When he had said this, he showed them his hands and his side.
The disciples rejoiced when they saw the Lord.
Jesus said to them again, “Peace be with you.
As the Father has sent me, so I send you.”
And when he had said this, he breathed on them and said to them,
“Receive the Holy Spirit.
Whose sins you forgive are forgiven them,
and whose sins you retain are retained.”
Background on the Gospel Reading
The season of Easter concludes with today’s celebration, the feast of Pentecost. On Pentecost we celebrate the descent of the Holy Spirit upon the Apostles gathered in the upper room in Jerusalem; this event marks the beginning of the Church. The story of Pentecost is found in the Acts of the Apostles, today’s first reading. The account in today’s Gospel, taken from the Gospel of John, also recounts how Jesus gave the gift of the Holy Spirit to his disciples. There is no need to try to reconcile these two accounts to each other. It is enough to know that, after his death, Jesus fulfilled his promise to send to his disciples a helper, an advocate, who would enable them to be his witnesses throughout the world.
We previously heard today’s Gospel on the second Sunday of Easter. At that time, we also heard the passage that follows, which describes Jesus’ appearance to Thomas. In that context, we were led to reflect on belief and unbelief.

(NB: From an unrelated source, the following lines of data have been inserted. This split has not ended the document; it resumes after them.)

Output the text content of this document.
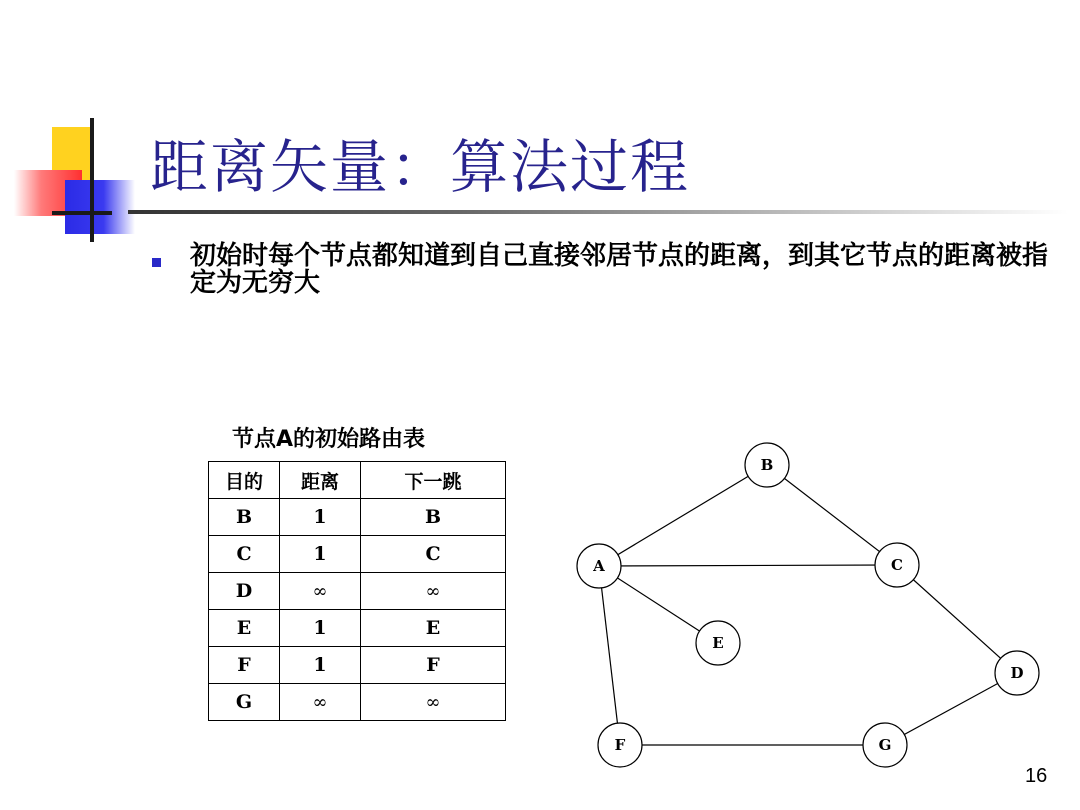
距离矢量：算法过程
初始时每个节点都知道到自己直接邻居节点的距离，到其它节点的距离被指定为无穷大
节点A的初始路由表
目的	距离	下一跳
B	1	B
C	1	C
D	∞	∞
E	1	E
F	1	F
G	∞	∞
A
B
C
D
E
F	G
16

In the context of the feast of Pentecost, this reading reminds us about the integral connection between the gifts of peace and forgiveness and the action of the Holy Spirit. Jesus greets his disciples with the gift of peace. Jesus then commissions his disciples to continue the work that he has begun, “As the Father has sent me, so I send you.” As he breathes the Holy Spirit upon them, Jesus sends his disciples to continue his work of reconciliation through the forgiveness of sins.
This Gospel reminds us that the Church is called to be a reconciling presence in the world. This reconciling presence of Christ is celebrated in the Church’s sacramental life. In the Sacrament of Baptism, we are washed clean from sin and become a new creation in Christ. In the Sacrament of Penance, the Church celebrates the mercy of God in forgiving sins. This reconciling presence is also to be a way of life for Christians. In situations of conflict, we are to be agents of peace and harmony among people.
Pentecost is sometimes called the birthday of the Church. The Gospel for Pentecost reminds us that the Church begins with the command to forgive. Within the family, the domestic Church, we learn how to forgive and we learn to accept forgiveness. It is the gift of the Holy Spirit that enables us to do both. Today is a fitting time to share a family celebration of reconciliation.
As you gather together as a family, sit quietly for a few minutes, inviting all to reflect upon their need to forgive and to receive forgiveness. If there is a situation or issue within the family that needs attention, spend some time reflecting upon the concern and how your family might address it. Read together today’s Gospel, John 20:19-23. Talk together about how Jesus gave us the gift of the Holy Spirit to help us in the work of forgiveness and to bring us peace. Pray together today’s psalm, or the Prayer to the Holy Spirit, asking that the Holy Spirit help your family. Share with one another the sign of peace.